昭和の一ケタ世代も高齢になりました。この世代が現在の世相をどう見て、考えているかーそのひとり言。

         戦争に負けた最初の日曜日

2008-08-19 05:06:43 | Weblog
戦争に負けた最初の日曜日の亡父の日記である。
昭和20年8月19日(日)晴
「戦争終了後最初の公休日である。外見的には未だ世相に変化はないが、自分の気
分には相当遷った(かわった)ものがある。即ち防空頭巾と巻ゲートルは廃止した。
防空態勢から再起建設への第一歩のつもりである。よく気をつけると、街頭人の服装
も国防色が次第にへりつつある。只(ただ)困るのは無智都民のつまらぬデマ流布で
ある。六時起床日課朝食。けふ(きょう)は床屋も湯屋も休みなので終日在宅して戦局
終結に関する記録を整理したほかは何もせず。
聖上陛下には、この日、東久邇首相宮を召され、灯火管制を解き街を明るく、娯楽を復
興せよ。文書の検閲を明朗にせよとの御言葉を賜った由。政府は臨時閣議を開き直ち
に実施を決定した」(注 湯屋は銭湯,お風呂屋)

亡父は明治17年生れ、当時63歳であった。敗戦僅か4日後の日記だが、都民が早くも
国防色(カーキ色)離れを始めているのが興味深い。
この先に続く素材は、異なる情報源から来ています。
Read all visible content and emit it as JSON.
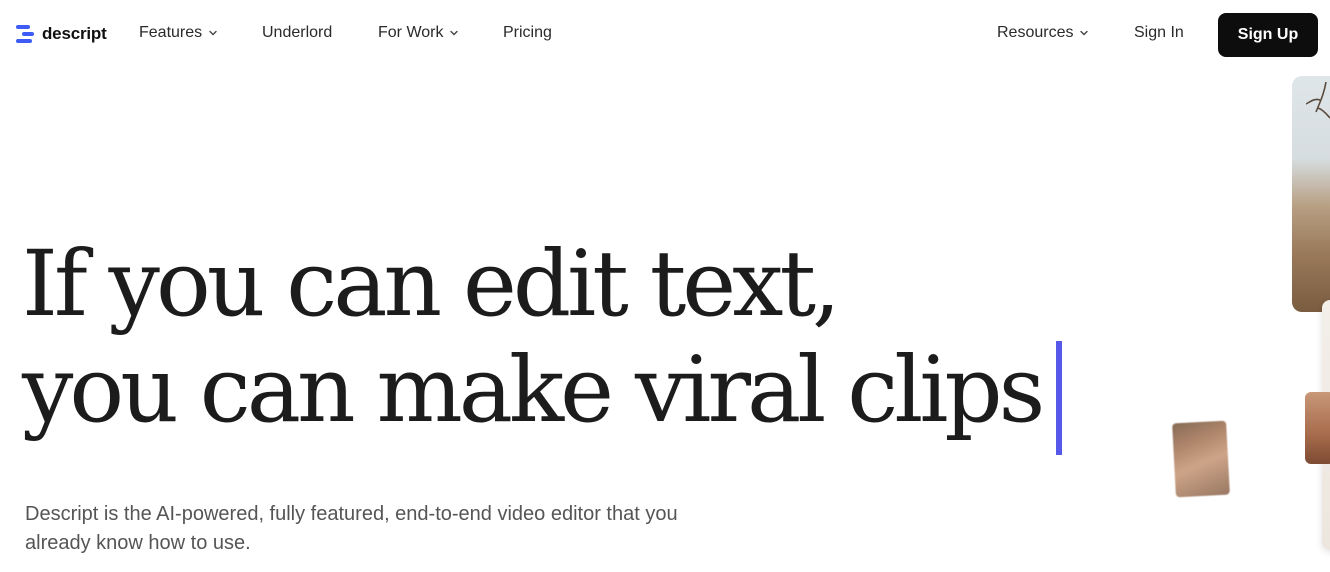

僕も覚えているが、戦争末期には
いつ空襲があるかわからず、都民はゲートルをつけたまま真っ暗の中で就寝していた。
亡父の前日(18日)の日記の欄外には、赤字で警戒警報発令午前10時40分、同解除
11時20分とあるところをみると”戦後”でも一応臨戦体制にあったのだ

僕は中学3年だったが、動員先の工場を解除され家でブラブラしていた。学校が再開され、
焼跡の校舎で授業が始まったのは27日からである。家の庭の防空壕が壊されて、狭い
庭がやっと広く見えるようになったのは、30日であった。